In animal studies, when damage to this area of the brain was prevented, post-concussion syndrome was dramatically reduced. There’s an article about that here.
Given that most of us don’t know where to begin in healing a damaged thalamus, where does this leave us?
How did I shift my approach to sound, noise, sudden loud shocks?
Since I’ve thrown just about everything at this problem, I am not exactly a controlled experiment. It’s difficult for me to say that one thing or another made all the difference.
Instead, I’ll discuss things I’ve done and how they might have helped with hyperacusis and related problems.
For starters, I had to address all the sources of injury I listed here as contributing factors. I did atlas orthogonal chiropractic, dry needling, physical therapy, vision therapy, and vestibular rehab.
I did a six-month course of syntonic light therapy, which can be helpful with overall sensory processing, not just vision.
I currently use a Vielight device for 20 minutes a day. Might it be addressing lingering inflammation around the thalamus? Maybe. Might it help with sensory processing by targeting the default mode network? Maybe.
Here are two things that definitely helped, and do seem essential.
Mindset shift: Sudden loud noise as a welcome opportunity
If I wanted to rehabilitate myself and my relationship to sound, especially to loud noises that happened unpredictably, I couldn’t do that by myself. That would be like trying to tickle myself. I needed someone to startle me at random.

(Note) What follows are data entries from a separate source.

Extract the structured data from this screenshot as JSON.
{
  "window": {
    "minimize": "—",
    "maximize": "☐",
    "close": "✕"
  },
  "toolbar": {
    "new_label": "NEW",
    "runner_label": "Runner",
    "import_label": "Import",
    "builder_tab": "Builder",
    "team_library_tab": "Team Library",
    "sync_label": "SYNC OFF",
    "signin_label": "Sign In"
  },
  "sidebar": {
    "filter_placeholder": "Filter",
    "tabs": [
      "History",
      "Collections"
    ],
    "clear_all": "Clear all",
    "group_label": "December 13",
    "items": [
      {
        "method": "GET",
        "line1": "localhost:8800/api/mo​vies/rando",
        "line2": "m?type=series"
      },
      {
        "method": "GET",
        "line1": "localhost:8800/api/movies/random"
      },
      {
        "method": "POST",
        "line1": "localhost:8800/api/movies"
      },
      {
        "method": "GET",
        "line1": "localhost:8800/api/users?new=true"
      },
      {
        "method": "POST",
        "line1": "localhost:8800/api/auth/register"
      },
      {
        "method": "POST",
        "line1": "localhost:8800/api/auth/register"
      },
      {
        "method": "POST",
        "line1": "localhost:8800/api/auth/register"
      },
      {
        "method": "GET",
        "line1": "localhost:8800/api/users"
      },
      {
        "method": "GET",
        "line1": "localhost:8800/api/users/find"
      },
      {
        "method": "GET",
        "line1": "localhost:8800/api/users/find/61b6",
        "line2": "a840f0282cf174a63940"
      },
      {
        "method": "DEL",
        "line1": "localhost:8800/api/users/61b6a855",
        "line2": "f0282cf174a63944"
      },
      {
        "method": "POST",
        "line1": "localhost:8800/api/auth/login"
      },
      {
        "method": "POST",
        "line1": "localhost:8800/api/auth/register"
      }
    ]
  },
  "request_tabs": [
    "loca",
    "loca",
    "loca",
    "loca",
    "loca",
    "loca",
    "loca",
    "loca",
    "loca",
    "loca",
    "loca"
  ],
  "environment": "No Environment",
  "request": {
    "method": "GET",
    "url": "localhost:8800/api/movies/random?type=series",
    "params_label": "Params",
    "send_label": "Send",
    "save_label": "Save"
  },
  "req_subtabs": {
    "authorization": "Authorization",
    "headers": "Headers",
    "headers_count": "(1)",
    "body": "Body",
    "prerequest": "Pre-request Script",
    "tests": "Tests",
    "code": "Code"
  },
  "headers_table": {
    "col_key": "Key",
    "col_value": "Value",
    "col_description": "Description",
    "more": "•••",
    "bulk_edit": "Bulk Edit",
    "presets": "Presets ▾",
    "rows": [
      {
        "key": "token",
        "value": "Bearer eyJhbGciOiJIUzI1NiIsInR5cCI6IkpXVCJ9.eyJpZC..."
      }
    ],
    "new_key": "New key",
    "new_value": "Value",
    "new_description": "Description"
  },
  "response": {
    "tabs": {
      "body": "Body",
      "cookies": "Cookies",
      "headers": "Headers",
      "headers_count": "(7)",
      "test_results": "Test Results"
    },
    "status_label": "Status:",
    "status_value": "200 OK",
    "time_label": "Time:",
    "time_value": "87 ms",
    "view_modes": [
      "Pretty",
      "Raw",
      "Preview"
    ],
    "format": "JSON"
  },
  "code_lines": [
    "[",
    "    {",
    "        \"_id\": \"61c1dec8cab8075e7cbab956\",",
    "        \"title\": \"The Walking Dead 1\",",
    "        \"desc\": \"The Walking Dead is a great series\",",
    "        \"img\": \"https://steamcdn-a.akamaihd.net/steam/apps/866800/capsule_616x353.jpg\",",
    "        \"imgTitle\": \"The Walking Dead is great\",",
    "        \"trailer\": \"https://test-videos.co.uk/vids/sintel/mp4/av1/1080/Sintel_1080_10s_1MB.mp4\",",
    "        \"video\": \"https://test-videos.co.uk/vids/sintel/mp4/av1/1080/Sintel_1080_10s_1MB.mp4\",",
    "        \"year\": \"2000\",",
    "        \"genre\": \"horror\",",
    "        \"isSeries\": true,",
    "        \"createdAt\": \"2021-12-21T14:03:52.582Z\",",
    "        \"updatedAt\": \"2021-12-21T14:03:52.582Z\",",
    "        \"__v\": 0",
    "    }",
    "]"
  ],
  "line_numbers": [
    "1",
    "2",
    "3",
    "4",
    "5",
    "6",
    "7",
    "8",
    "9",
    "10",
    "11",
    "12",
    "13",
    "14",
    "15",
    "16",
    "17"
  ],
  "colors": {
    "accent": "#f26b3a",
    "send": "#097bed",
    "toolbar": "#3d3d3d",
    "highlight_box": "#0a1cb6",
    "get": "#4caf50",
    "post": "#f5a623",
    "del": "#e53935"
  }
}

As it turns out, my wife is a bit of a klutz. Baking sheets dropped in the kitchen when my back is turned? Check. Random things dropped almost daily? Yes. For the longest time, I experienced these events as a neverending torment. Something I could not avoid no matter what I did.
Then I realized that my wife was the perfect training partner.
I began welcoming sudden loud clattering noises as an opportunity—one that I myself could not reproduce. I turned toward these surprising events, emotionally. Could they happen often enough to assist my progression?
When these unpredictable and startling noises happened, I would lock into a feeling—the same feeling I cultivated when I deliberately subjected myself to another external stressor: the cold shower I now take every morning (itself a neurological treatment with many benefits).
Has this shift in mindset to loud noises made a difference? Absolutely. Would this shift in mindset have worked had I not done all the other things? I doubt it. I think those things made this possible. But there’s no question that this is a key step in the progression.
Dealing with the fear of something hitting your head again
I believe that some measure of long-term hyperacusis springs from anxiety—specifically the anxiety one develops in trying to avoid things like loud noises, as well as avoiding things that might hit your head.
When something lightly but unexpectedly touches your head, do you flinch? Is there some (understandable) over-reactivity?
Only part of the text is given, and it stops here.